Sunday, February 05, 2006
Out of the Comfort Zone [UK]:
"Some of the concerns which had led us to initiate the Alt-Gen promotion were echoed in our postbag, with a number of editors referring to the financial commitment required by the Next Gen promotion. Tony Frazer, at Shearsman Books, wrote: “one of the reasons why no small presses were involved in NextGen, despite their being invited, was that they would have had to contribute £600 per poet promoted, with a slight discount for 3 authors at £1,500. In my case I would have had to generate 150-170 extra book sales just to pay for this, something which I suspect would not have happened”. Andrea Brady, at barque press, referred to the: “outrageous reading fees charged by the PBS committee” and Mary Michaels, from the single-author imprint, Sea Cow, wrote: “one reality of poetry publishing is that only the commercial houses who do it as a sideline or independent presses in receipt of good grants from public funds can commit themselves to expenditure of this kind, (risible though such sums of money may be for Cape and Picador).” Even Janet Fisher, at Smith/Doorstop (who nominated one of the selected collections, Catherine Smith’s The Butcher’s Hands) referred to the financial commitment required: “Maybe few small presses submitted in the first place because we had to commit to paying £600 for the promotion! I sort of assumed we wouldn’t be chosen, so submitted quite happily. What a shock. We won’t recover £600 in sales.” There was concern, too, about the demand for 7 copies of each title, and for the paperwork involved in nominating collections: Peter Lewis, at Flambard, commented: “the amount of information required by the PBS represented no problem to large publishers with big publicity departments but for small publishers it was a daunting obstacle”."

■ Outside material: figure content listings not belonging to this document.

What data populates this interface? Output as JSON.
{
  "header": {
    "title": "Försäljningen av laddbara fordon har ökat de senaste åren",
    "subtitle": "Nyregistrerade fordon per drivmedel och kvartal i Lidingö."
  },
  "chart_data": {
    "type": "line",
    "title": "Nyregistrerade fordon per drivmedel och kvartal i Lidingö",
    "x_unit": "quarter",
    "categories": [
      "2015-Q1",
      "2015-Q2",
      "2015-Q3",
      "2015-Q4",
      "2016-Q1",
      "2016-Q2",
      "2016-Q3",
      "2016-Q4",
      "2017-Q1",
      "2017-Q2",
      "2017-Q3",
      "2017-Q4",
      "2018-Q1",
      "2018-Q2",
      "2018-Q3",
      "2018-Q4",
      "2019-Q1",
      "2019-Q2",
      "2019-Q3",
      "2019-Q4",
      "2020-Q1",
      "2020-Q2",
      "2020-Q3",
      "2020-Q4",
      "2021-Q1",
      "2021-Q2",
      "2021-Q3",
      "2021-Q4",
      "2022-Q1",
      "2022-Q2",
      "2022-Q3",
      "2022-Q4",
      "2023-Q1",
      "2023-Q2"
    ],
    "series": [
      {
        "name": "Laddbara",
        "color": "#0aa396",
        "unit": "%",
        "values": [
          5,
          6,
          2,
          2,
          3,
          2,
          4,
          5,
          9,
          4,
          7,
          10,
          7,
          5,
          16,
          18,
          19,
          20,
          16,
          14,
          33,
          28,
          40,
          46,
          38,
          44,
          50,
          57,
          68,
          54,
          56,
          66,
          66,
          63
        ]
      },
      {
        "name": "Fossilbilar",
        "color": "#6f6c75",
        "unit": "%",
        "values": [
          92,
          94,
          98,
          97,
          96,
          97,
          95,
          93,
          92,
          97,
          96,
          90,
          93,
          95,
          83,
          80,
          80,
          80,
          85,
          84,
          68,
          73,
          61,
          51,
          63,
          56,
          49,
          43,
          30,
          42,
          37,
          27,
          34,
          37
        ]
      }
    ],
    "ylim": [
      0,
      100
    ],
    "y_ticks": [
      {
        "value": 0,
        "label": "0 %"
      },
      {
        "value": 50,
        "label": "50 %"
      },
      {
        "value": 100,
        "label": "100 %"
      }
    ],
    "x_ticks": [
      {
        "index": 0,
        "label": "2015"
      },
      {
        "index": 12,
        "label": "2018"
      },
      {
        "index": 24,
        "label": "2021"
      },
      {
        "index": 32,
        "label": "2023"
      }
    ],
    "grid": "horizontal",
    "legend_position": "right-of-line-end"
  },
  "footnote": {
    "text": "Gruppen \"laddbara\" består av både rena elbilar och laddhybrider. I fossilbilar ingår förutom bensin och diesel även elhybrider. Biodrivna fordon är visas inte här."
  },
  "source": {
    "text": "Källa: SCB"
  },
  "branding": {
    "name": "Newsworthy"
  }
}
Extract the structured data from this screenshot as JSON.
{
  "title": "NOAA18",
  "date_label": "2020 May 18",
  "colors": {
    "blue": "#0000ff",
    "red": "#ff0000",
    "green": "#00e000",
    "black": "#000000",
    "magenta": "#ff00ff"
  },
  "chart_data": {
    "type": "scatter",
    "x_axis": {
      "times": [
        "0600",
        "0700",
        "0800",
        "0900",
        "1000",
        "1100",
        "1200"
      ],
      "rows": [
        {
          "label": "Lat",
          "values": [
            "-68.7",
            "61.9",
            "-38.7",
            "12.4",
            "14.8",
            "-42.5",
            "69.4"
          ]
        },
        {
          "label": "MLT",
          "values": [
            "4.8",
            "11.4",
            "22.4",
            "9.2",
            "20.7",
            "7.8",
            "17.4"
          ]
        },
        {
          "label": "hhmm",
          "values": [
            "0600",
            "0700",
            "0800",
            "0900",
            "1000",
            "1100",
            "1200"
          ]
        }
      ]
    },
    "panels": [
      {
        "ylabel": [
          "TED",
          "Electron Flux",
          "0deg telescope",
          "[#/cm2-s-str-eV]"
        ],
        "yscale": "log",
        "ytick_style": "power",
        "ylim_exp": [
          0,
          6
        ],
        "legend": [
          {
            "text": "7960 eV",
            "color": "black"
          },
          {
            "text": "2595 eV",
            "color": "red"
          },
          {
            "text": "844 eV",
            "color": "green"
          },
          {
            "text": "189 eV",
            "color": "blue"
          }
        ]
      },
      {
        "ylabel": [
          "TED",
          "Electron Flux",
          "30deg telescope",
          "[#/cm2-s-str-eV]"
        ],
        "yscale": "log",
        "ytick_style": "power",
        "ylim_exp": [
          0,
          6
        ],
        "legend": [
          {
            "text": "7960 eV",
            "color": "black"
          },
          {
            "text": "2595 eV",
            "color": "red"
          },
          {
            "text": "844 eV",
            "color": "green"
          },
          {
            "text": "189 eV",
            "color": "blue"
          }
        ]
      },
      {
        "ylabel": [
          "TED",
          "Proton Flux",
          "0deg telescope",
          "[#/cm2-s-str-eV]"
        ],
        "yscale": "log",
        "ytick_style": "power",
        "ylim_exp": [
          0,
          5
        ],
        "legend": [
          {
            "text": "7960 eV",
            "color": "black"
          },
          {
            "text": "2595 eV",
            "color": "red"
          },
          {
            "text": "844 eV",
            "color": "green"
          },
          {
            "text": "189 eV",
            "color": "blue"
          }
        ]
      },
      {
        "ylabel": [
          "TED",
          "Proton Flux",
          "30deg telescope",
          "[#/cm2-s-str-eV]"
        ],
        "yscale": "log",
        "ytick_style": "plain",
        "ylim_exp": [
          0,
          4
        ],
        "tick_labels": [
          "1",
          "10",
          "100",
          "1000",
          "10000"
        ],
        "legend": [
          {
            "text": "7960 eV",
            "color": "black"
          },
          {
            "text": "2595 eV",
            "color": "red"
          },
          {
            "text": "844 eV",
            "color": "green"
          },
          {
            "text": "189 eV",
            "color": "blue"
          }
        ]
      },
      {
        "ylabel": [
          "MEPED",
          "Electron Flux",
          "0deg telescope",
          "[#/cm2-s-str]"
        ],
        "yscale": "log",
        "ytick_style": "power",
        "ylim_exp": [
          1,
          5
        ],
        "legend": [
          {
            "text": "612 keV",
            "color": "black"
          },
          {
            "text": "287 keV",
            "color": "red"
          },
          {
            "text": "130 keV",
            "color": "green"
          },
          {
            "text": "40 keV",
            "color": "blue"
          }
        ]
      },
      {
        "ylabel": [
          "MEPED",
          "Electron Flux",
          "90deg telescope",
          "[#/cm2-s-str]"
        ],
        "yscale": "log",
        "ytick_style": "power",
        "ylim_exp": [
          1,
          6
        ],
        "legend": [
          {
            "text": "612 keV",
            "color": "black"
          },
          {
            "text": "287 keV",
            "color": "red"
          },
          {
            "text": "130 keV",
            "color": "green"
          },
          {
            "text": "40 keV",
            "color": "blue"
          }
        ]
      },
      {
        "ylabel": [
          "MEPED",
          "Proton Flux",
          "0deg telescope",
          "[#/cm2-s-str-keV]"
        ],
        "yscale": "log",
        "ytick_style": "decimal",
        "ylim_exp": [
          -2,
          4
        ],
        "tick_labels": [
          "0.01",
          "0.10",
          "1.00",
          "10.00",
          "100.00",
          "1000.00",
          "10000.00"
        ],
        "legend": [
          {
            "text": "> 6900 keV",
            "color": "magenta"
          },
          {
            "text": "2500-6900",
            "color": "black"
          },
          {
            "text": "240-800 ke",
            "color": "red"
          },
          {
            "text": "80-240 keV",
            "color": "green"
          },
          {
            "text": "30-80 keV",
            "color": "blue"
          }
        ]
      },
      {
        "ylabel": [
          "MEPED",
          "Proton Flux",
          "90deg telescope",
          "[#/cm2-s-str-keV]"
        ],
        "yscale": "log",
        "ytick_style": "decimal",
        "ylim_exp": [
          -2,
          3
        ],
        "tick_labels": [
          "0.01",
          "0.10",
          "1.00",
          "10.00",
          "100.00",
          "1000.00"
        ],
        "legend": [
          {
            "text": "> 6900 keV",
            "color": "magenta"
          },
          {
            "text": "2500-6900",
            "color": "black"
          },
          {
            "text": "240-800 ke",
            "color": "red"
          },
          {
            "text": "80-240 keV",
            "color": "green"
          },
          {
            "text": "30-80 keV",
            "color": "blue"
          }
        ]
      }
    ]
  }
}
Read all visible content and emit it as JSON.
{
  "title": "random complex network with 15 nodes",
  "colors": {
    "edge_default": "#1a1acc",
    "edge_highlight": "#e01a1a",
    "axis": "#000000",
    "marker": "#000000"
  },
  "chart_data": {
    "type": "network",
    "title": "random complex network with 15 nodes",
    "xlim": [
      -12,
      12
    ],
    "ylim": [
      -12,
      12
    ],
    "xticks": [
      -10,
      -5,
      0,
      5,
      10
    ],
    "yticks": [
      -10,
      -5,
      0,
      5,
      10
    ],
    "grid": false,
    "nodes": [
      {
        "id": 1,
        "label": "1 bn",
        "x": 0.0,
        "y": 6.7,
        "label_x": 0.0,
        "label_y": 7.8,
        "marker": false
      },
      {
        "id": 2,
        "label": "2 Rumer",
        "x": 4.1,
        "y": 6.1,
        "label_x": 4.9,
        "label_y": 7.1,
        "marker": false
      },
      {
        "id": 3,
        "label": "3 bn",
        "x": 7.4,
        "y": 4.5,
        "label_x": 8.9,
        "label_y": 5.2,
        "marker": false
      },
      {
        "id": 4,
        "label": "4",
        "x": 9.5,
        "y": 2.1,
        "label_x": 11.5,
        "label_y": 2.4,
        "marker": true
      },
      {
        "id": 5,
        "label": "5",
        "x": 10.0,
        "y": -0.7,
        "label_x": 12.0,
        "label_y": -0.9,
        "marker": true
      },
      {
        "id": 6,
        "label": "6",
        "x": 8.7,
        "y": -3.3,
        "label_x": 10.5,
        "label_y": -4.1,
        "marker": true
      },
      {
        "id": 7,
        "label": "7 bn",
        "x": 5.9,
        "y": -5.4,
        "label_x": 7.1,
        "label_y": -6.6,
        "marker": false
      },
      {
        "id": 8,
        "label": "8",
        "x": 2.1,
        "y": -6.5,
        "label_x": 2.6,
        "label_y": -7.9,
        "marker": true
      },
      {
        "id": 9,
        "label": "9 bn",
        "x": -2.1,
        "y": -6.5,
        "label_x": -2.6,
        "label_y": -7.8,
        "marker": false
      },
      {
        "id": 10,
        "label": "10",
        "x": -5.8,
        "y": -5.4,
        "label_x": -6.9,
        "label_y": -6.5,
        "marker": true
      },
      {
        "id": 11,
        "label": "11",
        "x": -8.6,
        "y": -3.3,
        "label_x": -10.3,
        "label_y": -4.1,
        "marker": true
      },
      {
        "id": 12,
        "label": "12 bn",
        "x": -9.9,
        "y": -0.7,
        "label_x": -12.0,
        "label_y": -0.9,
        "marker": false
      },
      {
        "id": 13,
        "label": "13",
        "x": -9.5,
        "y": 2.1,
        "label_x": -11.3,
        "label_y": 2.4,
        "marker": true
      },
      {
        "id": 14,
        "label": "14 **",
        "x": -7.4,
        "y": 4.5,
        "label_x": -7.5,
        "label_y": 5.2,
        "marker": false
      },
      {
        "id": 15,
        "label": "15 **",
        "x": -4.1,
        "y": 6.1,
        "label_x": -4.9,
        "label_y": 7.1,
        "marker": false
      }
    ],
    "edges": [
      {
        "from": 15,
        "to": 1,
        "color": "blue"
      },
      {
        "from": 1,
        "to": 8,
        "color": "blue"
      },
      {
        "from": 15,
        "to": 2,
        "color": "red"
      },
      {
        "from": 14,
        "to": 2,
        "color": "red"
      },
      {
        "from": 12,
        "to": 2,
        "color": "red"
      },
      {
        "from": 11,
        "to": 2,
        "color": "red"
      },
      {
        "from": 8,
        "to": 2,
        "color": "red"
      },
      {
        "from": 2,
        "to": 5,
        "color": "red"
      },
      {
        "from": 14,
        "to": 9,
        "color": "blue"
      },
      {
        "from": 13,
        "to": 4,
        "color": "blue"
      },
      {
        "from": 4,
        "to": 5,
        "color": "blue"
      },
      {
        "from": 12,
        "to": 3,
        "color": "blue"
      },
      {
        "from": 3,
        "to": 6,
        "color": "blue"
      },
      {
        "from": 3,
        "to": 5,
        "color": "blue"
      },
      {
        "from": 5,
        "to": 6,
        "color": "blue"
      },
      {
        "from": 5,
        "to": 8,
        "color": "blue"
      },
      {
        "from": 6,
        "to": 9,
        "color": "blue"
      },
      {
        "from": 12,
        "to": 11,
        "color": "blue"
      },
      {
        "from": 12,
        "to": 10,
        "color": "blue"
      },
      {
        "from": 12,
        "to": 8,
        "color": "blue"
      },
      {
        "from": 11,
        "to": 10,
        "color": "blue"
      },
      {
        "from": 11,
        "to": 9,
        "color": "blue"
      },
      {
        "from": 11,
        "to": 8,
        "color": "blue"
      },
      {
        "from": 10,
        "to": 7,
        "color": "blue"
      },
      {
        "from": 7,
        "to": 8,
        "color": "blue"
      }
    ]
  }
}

Saturday, February 04, 2006
The 2006 Pelléas Long Poem Contest [North America]:
"Minimum length for entries is 200 lines and the maximum is 900. Book-length poems cannot be considered. There are no limitations on form or theme."

Friday, February 03, 2006
Poet Aharon Shabtai Bans International Poetry Festival in Jerusalem:
Thank you for the invitation to participate in the International Poetry Festival in Jerusalem, 2006, and for the details. I ask that you remove my name from the list of participants. I read nowadays of the barbarism of the Qalandiah check-point. I object to an international poets festival in a city where the Arab inhabitants are systematically and brutally oppressed [...]

International Day Against Racism & World Poetry Day [Ireland]:
The Irish Writers’ Centre would like to invite you to an evening of words and music in order to mark International Day Against Racism & World Poetry Day on 21 March 2006.

The event will include readings and performances from established authors who have written about or have been the victims of racism.

milk magazine is fresh.

Call: Review is fresh.

Thursday, February 02, 2006
Poetry International Web's newslog

Born Magazine is fresh.

Wednesday, February 01, 2006
The Makata is fresh.

I've started imprimatur, which Jeannine Hall Gailey describes as 'a wonderful new resource for people who are in the process of having a first book of poems published or would like to.' Click the link and sneak a peek.

qarrtsiluni seeks contributions to its current theme, lies and hiding.